Aos inimigos da advocacia criminal uma pequena história: o advogado Sobral Pinto, um dos ícones da advocacia brasileira, era conhecido pelas suas convicções religiosas, ligado ao catolicismo, e anticomunista ferrenho. Em 1935, na ditadura de Getúlio Vargas, aceitou defender o líder comunista Luiz Carlos Prestes, colocando os seus conhecimentos técnicos à disposição do “Cavaleiro da esperança”.
 
Em recente artigo na Folha de São Paulo, Márcio Thomaz Bastos nos relembra no seu artigo “Em defesa do direito de defesa”, a máxima de Rui sobre a matéria: “Quando quer e como quer que se cometa um atentado, a ordem legal se manifesta necessariamente por duas exigências, a acusação e a defesa, das quais a segunda, por mais execrando que seja o delito, não é menos especial à satisfação da moralidade pública do que a primeira.
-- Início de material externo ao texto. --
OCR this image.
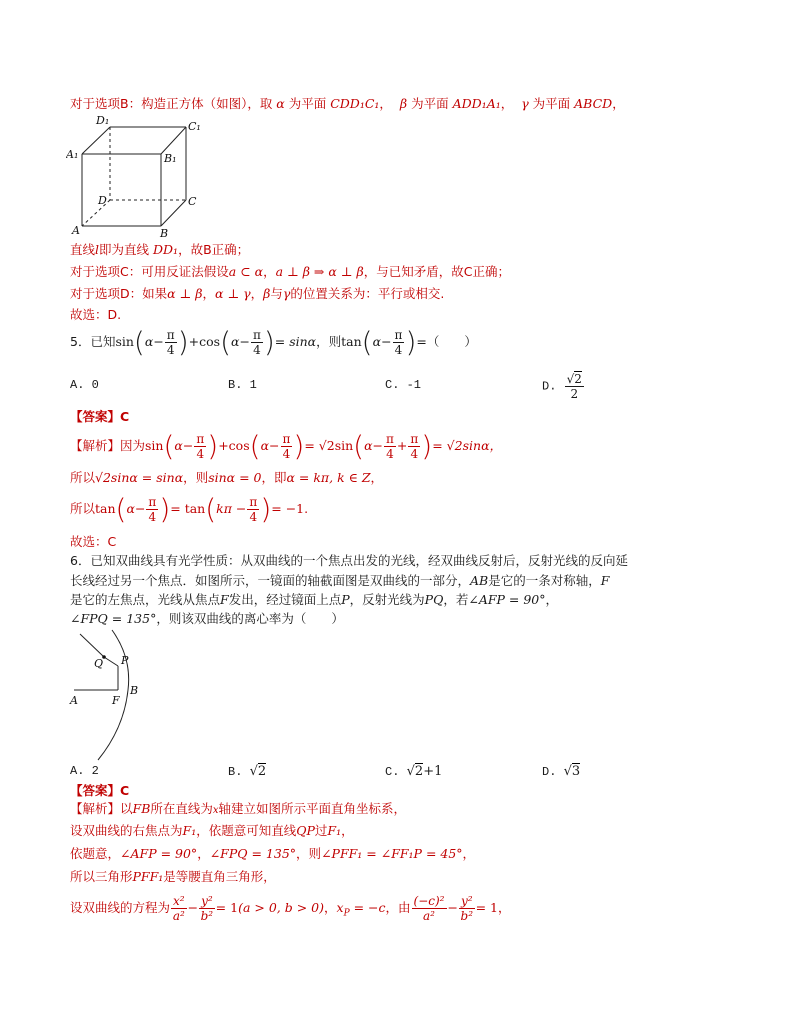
对于选项B：构造正方体（如图），取 α 为平面 CDD₁C₁，  β 为平面 ADD₁A₁，  γ 为平面 ABCD，
D₁	C₁
A₁	B₁
D	C
A	B
直线l即为直线 DD₁，故B正确；
对于选项C：可用反证法假设a ⊂ α，a ⊥ β ⇒ α ⊥ β，与已知矛盾，故C正确；
对于选项D：如果α ⊥ β，α ⊥ γ，β与γ的位置关系为：平行或相交.
故选：D.
5．已知$\sin(\alpha- \frac{\pi}{4} )+\cos(\alpha- \frac{\pi}{4}$ )= sinα，则$\tan(\alpha- \frac{\pi}{4}$ )=（　　）
A. 0	B. 1	C. -1	D. $\frac{√2}{2}$
【答案】C
【解析】因为$\sin(\alpha- \frac{\pi}{4} )+\cos(\alpha- \frac{\pi}{4}$ )= $√2\sin(\alpha- \frac{\pi}{4} + \frac{\pi}{4}$ )= √2sinα，
所以√2sinα = sinα，则sinα = 0，即α = kπ, k ∈ Z，
所以$\tan(\alpha- \frac{\pi}{4}$ )= $\tan(k\pi - \frac{\pi}{4}$ )= −1.
故选：C
6．已知双曲线具有光学性质：从双曲线的一个焦点出发的光线，经双曲线反射后，反射光线的反向延
长线经过另一个焦点．如图所示，一镜面的轴截面图是双曲线的一部分，AB是它的一条对称轴，F
是它的左焦点，光线从焦点F发出，经过镜面上点P，反射光线为PQ，若∠AFP = 90°，
∠FPQ = 135°，则该双曲线的离心率为（　　）
Q P
B
A	F
A. 2	B. √2	C. √2+1	D. √3
【答案】C
【解析】以FB所在直线为x轴建立如图所示平面直角坐标系，
设双曲线的右焦点为F₁，依题意可知直线QP过F₁，
依题意，∠AFP = 90°，∠FPQ = 135°，则∠PFF₁ = ∠FF₁P = 45°，
所以三角形PFF₁是等腰直角三角形，
设双曲线的方程为 $\frac{\text{x²}}{\text{a²}} - \frac{\text{y²}}{\text{b²}} = 1(a > 0$, b > 0)，$x_P = -c$，由 $\frac{\text{(−c)²}}{\text{a²}} - \frac{\text{y²}}{\text{b²}} = 1$，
A defesa não quer o panegírico da culpa ou do culpado. Sua função consiste em ser, ao lado do acusado, inocente ou criminoso, a voz dos seus direitos legais”. Mas é aquela história, todo acusador que se preze sempre apela para uma moral tão vagabunda quanto ele, a fim de que seus pontos-de-vista, quase sempre tacanhos, prosperem. É por Isso que seus passos são perdidos.

(*) – Publicado no Jornal da Cidade, Aracaju-SE, edição de domingo e segunda-feira, 17 e 18 de junho de 2012, Caderno B, pág. 11.